Pero tenemos todavía a nuestra disposición otro instrumento: el Estado. Con este instrumento de poder es como aparece propiamente "el Reino del hombre". En el antiguo orden patriarcal, la necesidad, la pobreza y la enfermedad se mitigaban, sobre todo, por la Iglesia y por los gremios. Era el mundo de la misericordia, de la caridad cristiana y social.En el moderno orden industrial esto no basta. Paro, enfermedad, invalidez, todo esto no lo pueden dominar adecuadamente los poderes privados. Bienestar social e inseguridad social, ambas cosas van unidas indisolublemente con el moderno industrialismo. Quien dice industrialismo, menta al mismo tiempo al Estado social. El moderno Estado social sigue al orden industrial como la sombra al cuerpo.

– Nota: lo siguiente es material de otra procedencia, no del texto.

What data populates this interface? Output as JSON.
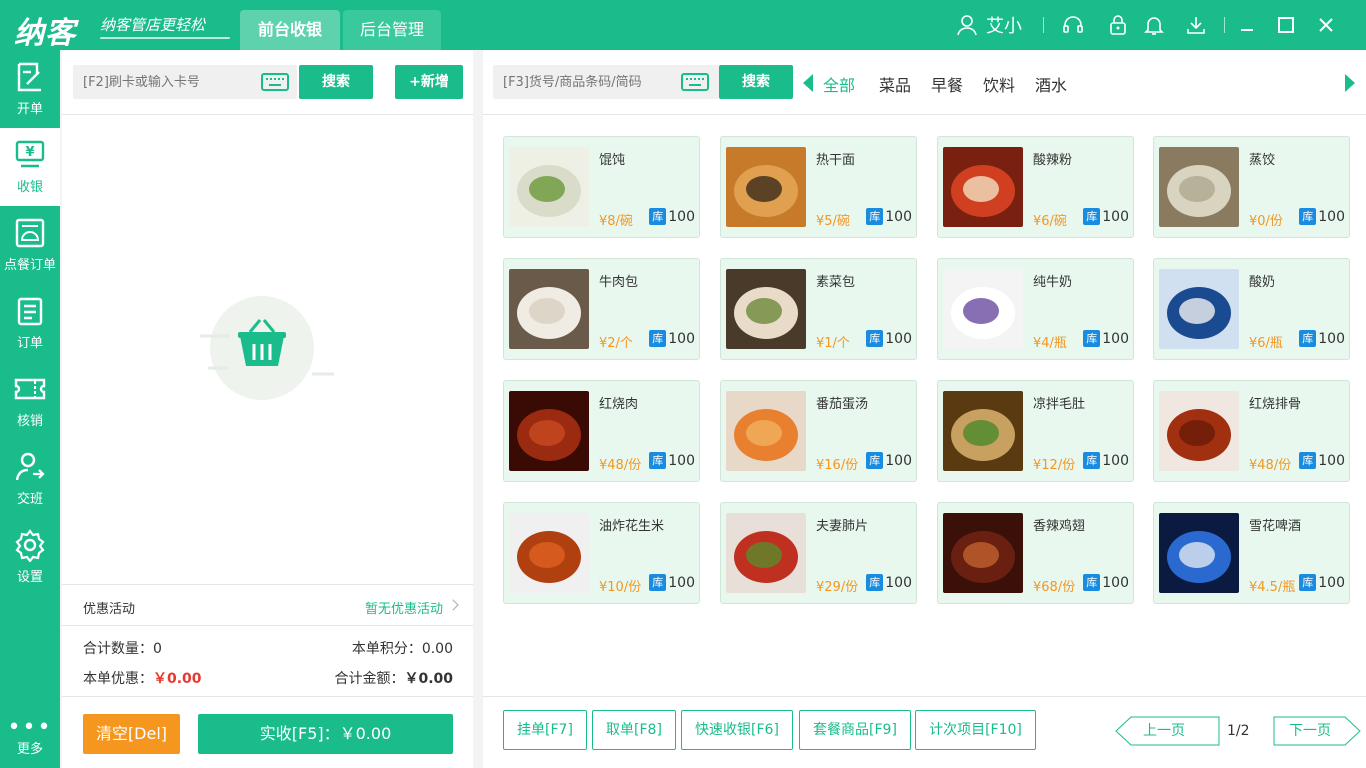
{
  "header": {
    "logo": "纳客",
    "slogan": "纳客管店更轻松",
    "tabs": [
      {
        "label": "前台收银",
        "active": true
      },
      {
        "label": "后台管理",
        "active": false
      }
    ],
    "user_name": "艾小",
    "icons": [
      "user-icon",
      "headset-icon",
      "lock-icon",
      "bell-icon",
      "download-icon"
    ],
    "window_controls": [
      "minimize-icon",
      "maximize-icon",
      "close-icon"
    ]
  },
  "sidebar": {
    "items": [
      {
        "label": "开单",
        "icon": "edit-icon",
        "active": false
      },
      {
        "label": "收银",
        "icon": "cashier-icon",
        "active": true
      },
      {
        "label": "点餐订单",
        "icon": "food-order-icon",
        "active": false
      },
      {
        "label": "订单",
        "icon": "order-list-icon",
        "active": false
      },
      {
        "label": "核销",
        "icon": "ticket-icon",
        "active": false
      },
      {
        "label": "交班",
        "icon": "shift-change-icon",
        "active": false
      },
      {
        "label": "设置",
        "icon": "gear-icon",
        "active": false
      }
    ],
    "more_label": "更多",
    "more_dots": "•••"
  },
  "left": {
    "card_placeholder": "[F2]刷卡或输入卡号",
    "search_label": "搜索",
    "add_label": "+新增",
    "promo_label": "优惠活动",
    "promo_value": "暂无优惠活动",
    "total_qty_label": "合计数量：",
    "total_qty_value": "0",
    "points_label": "本单积分：",
    "points_value": "0.00",
    "discount_label": "本单优惠：",
    "discount_value": "￥0.00",
    "total_amount_label": "合计金额：",
    "total_amount_value": "￥0.00",
    "clear_label": "清空[Del]",
    "pay_label": "实收[F5]：￥0.00"
  },
  "right": {
    "goods_placeholder": "[F3]货号/商品条码/简码",
    "search_label": "搜索",
    "categories": [
      {
        "label": "全部",
        "active": true
      },
      {
        "label": "菜品",
        "active": false
      },
      {
        "label": "早餐",
        "active": false
      },
      {
        "label": "饮料",
        "active": false
      },
      {
        "label": "酒水",
        "active": false
      }
    ],
    "stock_badge": "库",
    "products": [
      {
        "name": "馄饨",
        "price": "¥8/碗",
        "stock": "100"
      },
      {
        "name": "热干面",
        "price": "¥5/碗",
        "stock": "100"
      },
      {
        "name": "酸辣粉",
        "price": "¥6/碗",
        "stock": "100"
      },
      {
        "name": "蒸饺",
        "price": "¥0/份",
        "stock": "100"
      },
      {
        "name": "牛肉包",
        "price": "¥2/个",
        "stock": "100"
      },
      {
        "name": "素菜包",
        "price": "¥1/个",
        "stock": "100"
      },
      {
        "name": "纯牛奶",
        "price": "¥4/瓶",
        "stock": "100"
      },
      {
        "name": "酸奶",
        "price": "¥6/瓶",
        "stock": "100"
      },
      {
        "name": "红烧肉",
        "price": "¥48/份",
        "stock": "100"
      },
      {
        "name": "番茄蛋汤",
        "price": "¥16/份",
        "stock": "100"
      },
      {
        "name": "凉拌毛肚",
        "price": "¥12/份",
        "stock": "100"
      },
      {
        "name": "红烧排骨",
        "price": "¥48/份",
        "stock": "100"
      },
      {
        "name": "油炸花生米",
        "price": "¥10/份",
        "stock": "100"
      },
      {
        "name": "夫妻肺片",
        "price": "¥29/份",
        "stock": "100"
      },
      {
        "name": "香辣鸡翅",
        "price": "¥68/份",
        "stock": "100"
      },
      {
        "name": "雪花啤酒",
        "price": "¥4.5/瓶",
        "stock": "100"
      }
    ],
    "footer_buttons": [
      "挂单[F7]",
      "取单[F8]",
      "快速收银[F6]",
      "套餐商品[F9]",
      "计次项目[F10]"
    ],
    "prev_label": "上一页",
    "next_label": "下一页",
    "page_indicator": "1/2"
  },
  "colors": {
    "accent": "#1abc8c",
    "orange": "#f5961e",
    "price_red": "#e8382f",
    "stock_blue": "#1a8ce0"
  }
}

El Estado se convierte cada vez más en el gran garante, en la roca firme sobre la que "el Reino del hombre" debe construir su "Iglesia" profana. El principio del placer consigue en el aparato del Estado su mejor e insuperable instrumento. Ninguna esfera de la vida humana se deja ahora -al menos, por principio- fuera de la esfera del poder del Estado. Puesto que el Estado es soberano, puede intervenir en todos los terrenos de la vida humana.
La secularización avanza en dos corrientes poderosas. Búsqueda de placer y ambición de poder son esas dos corrientes, a veces separadas y a veces confluentes. Pero que al final pueden unirse permanentemente. El principio de poder y el principio del placer constituyen ahora, en nuestra época actual, una simbiosis. El Estado se convierte así en el punto de cristalización para todo lo que ansia el hombre secularizado.

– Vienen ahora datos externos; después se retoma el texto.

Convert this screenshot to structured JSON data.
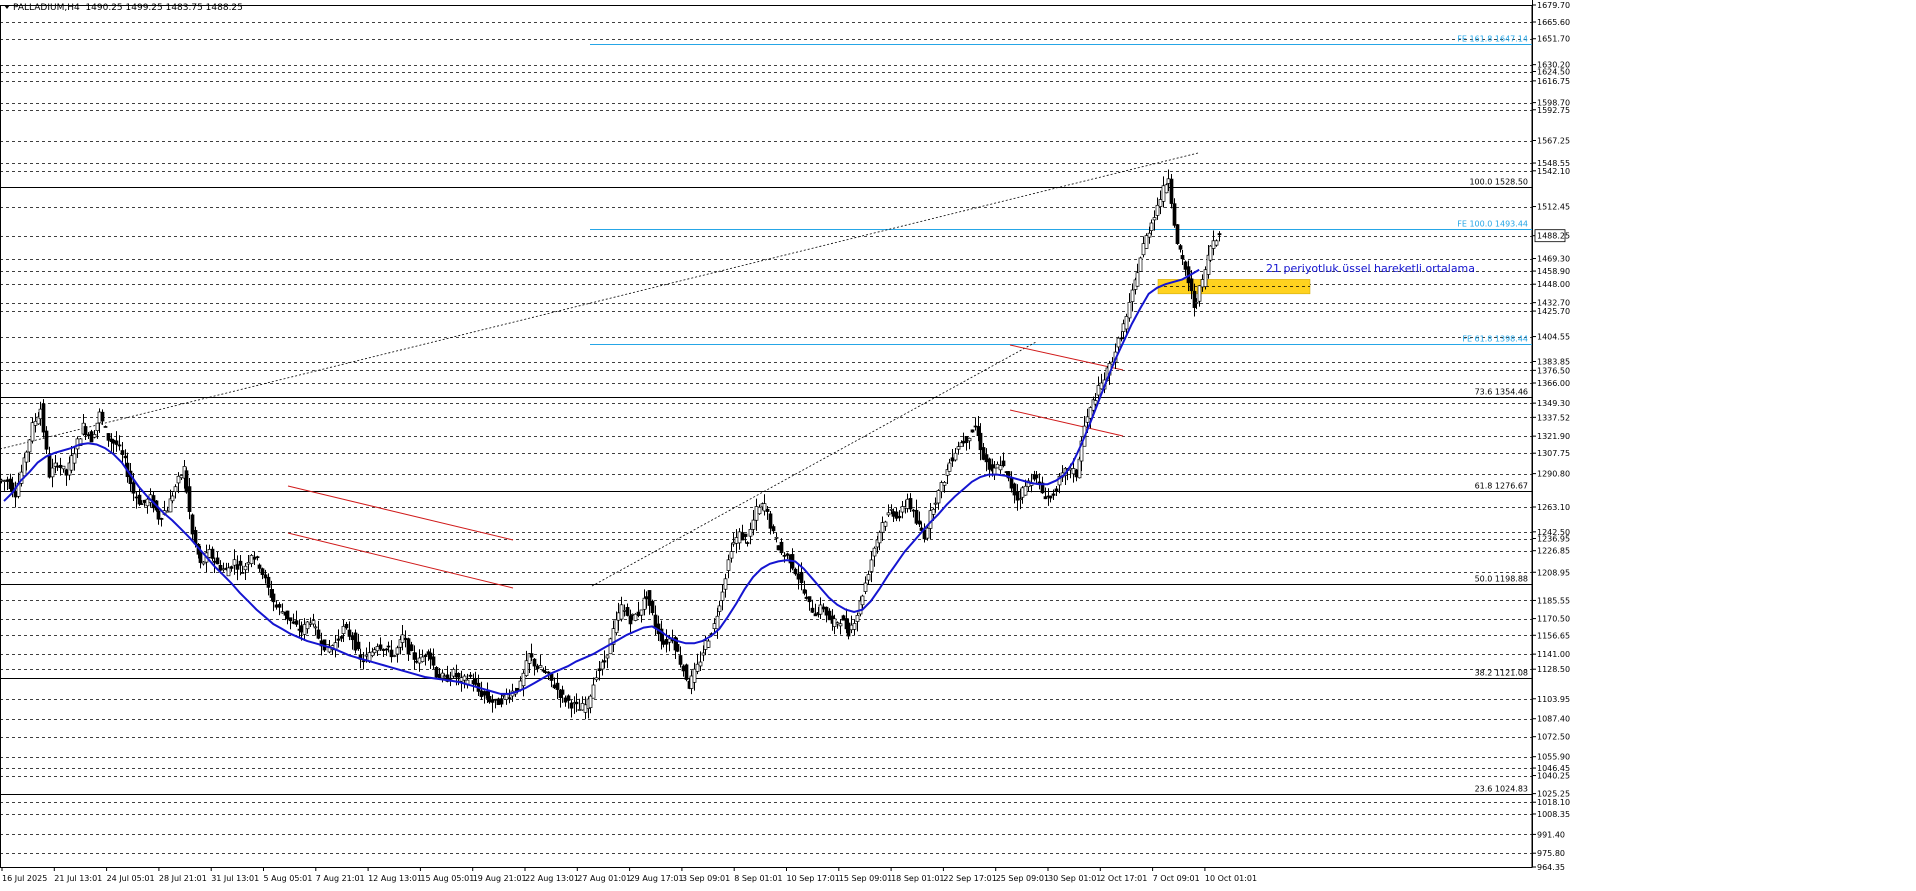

El hombre secularizado se cree que es el todopoderoso sobre la tierra. Por ello se afana en conquistar siempre nuevos terrenos. "Saber es Poder", dijo ya Francis Bacon. Ciencia y técnica están entre los medios más importantes. Se añade el poder social y político, la voluntad humana de poder convertida en acciones sociales y políticas. Ya el hombre del Renacimiento concibió el poder como arte, a saber, como arte de alcanzar el poder, de mantenerlo y extenderlo. El mundo ya no es la imagen de Dios, un reflejo de la belleza del cielo, sino que el mundo es más bien un objeto de explotación.
La antigua cuestión acerca de la relación entre sociedad y Estado encuentra en nuestro tiempo su trágica solución. No es como Marx y Engels prometieron: "El Estado se marchita". No; la sociedad es la amenazada y el Estado se hace cada vez más grande y más poderoso. Es verdad que muchos de los habitantes del "Reino del hombre" dicen: "Tenemos que encontrar otro camino". En vano. Pues el camino que el hombre secularizado y ateo ha elegido conduce con lógica necesaria a este totalitarismo estatal.
Los ateos modernos sueñan utopías, construyen quimeras siempre nuevas. Pero no pueden eliminar de sus sueños las tendencias sensibles, su ansia de placer y de poder. Están encadenados en la cárcel de su propia sensualidad, y esta cárcel toma cuerpo en el aparato del Estado.